La phytothérapie aujourd'hui propose des remèdes à base de plantes (graines, feuilles, racines, tiges etc) adaptées au mal à traiter, prescrits sous forme de tisane, ou de sirop ou d'onguent ou d'inhalation, de gélules etc, les officines, certaines spécialisées, sont très sollicitées. En effet, lorsque les malades désespèrent de la médecine classique, et très souvent pour soigner des maladies chroniques telles les allergies, l'arthrose, les maladies respiratoires telles l'asthme, les rhinites, les sinusites ou les maladies digestives tels les ulcères, les colites, la constipation etc. ils y ont recours. Néanmoins, Il faut également noter que devant des cas de médecine «classique» qui nécessitent une prise en charge hospitalière par exemple, le phytothérapeute oriente le patient vers le médecin ou le chirurgien montrant ainsi les limites de la phytothérapie. Elle peut aussi être dans certains cas, un accompagnement à la médecine classique, et agir en complémentarité sans que soient reniées ses spécificités.

Il faut par ailleurs rappeler que les recettes de «grand-mère» telles celles à base d'huile d'olive, cumin, cannelle, ail rouge, henné, écorce de grenade, origan, menthe, marjolaine, Eucalyptus, feuille d'olivier, d'amandier, orge, carotte,queues de cerises, figues sèches,
romarin, clous de girofles, armoise blanche, verveine, alaterne, miel pur d'abeille etc. ont toujours leur place dans certaines traditions familiales partout dans le monde, transmises de génération en génération, notamment à la campagne, pour traiter certaines affections telles que l'eczéma, les aphtes et le muguet ou l'érythème des bébés, la chute de cheveux, la cicatrisation des petites plaies, les diarrhées, les coliques etc.

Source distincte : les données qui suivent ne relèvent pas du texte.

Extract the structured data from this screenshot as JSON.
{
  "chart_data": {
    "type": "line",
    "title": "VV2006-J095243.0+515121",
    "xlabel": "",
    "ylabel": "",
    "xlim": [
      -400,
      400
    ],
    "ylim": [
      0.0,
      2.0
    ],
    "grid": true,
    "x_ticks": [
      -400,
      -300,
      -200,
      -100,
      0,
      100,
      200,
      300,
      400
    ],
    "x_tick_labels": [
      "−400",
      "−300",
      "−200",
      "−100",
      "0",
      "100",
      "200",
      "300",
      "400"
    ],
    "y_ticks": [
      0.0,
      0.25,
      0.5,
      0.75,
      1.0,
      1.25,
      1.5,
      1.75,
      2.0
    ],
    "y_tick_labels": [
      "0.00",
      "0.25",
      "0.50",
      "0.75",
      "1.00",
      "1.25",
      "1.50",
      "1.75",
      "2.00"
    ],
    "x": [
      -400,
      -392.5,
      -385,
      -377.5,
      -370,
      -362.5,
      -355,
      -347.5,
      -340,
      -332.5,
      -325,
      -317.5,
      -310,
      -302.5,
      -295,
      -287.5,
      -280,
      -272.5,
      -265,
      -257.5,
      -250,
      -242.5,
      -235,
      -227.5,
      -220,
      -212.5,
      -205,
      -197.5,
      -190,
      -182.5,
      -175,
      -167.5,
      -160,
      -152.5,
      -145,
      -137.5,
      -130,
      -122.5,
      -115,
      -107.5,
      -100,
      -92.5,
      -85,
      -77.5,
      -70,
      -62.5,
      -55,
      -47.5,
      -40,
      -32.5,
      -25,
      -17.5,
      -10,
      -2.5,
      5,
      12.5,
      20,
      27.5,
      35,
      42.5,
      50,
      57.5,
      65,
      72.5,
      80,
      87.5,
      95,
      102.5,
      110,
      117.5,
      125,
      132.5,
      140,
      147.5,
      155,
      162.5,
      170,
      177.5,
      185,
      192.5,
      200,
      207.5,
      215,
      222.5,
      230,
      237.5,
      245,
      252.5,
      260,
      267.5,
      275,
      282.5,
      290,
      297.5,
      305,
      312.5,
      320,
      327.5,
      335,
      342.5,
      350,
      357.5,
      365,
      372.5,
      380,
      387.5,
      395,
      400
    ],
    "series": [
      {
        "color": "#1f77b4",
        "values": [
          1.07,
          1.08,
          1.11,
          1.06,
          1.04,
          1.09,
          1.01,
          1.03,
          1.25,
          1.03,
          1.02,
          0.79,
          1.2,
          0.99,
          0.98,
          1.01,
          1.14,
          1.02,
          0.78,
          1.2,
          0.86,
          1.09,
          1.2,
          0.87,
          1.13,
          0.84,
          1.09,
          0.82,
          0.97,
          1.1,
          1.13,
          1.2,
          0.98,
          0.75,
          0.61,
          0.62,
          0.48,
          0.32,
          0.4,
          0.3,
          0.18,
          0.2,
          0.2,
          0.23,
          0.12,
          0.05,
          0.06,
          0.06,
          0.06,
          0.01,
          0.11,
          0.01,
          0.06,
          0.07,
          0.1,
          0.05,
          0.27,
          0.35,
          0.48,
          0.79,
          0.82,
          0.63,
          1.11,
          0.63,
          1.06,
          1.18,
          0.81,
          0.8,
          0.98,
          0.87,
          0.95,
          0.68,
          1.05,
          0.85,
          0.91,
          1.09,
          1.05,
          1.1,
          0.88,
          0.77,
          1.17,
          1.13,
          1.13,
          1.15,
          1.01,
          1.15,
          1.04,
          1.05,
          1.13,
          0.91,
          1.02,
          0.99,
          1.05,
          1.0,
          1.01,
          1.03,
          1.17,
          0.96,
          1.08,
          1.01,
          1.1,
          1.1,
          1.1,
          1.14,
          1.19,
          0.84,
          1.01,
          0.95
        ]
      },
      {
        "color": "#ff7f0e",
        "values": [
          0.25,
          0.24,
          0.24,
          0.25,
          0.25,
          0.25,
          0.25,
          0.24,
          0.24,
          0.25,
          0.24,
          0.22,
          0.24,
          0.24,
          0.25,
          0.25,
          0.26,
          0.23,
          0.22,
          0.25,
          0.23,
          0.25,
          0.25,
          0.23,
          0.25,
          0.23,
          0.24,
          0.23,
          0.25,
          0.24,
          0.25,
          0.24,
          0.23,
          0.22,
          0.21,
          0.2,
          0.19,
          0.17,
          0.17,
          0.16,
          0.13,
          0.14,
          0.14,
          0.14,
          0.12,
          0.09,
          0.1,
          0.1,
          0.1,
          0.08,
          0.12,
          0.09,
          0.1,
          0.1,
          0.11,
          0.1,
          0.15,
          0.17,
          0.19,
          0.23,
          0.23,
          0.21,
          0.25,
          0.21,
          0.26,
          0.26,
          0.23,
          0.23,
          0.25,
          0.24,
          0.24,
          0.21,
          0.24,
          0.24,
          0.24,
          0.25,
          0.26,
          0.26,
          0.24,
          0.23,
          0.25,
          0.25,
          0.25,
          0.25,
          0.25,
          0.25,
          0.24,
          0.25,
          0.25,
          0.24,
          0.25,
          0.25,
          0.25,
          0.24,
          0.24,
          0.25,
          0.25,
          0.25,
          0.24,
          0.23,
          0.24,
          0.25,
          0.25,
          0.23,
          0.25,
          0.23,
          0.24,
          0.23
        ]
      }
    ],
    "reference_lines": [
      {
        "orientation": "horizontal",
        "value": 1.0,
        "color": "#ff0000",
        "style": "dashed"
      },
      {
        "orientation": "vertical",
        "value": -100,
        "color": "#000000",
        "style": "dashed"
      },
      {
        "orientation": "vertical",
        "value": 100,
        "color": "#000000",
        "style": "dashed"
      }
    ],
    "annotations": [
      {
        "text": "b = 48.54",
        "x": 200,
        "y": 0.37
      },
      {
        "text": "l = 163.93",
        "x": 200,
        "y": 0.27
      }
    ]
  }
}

La phytothérapie, médecine douce, a toujours su rebondir d'une époque à l'autre, preuve que l'homme et les plantes médicinales ont non seulement un passé mais un présent et un avenir commun, si on ne néglige pas de les préserver et de préserver ces savoirs ancestraux fruits d'un longue coopération transfrontalière sur notre terre patrie.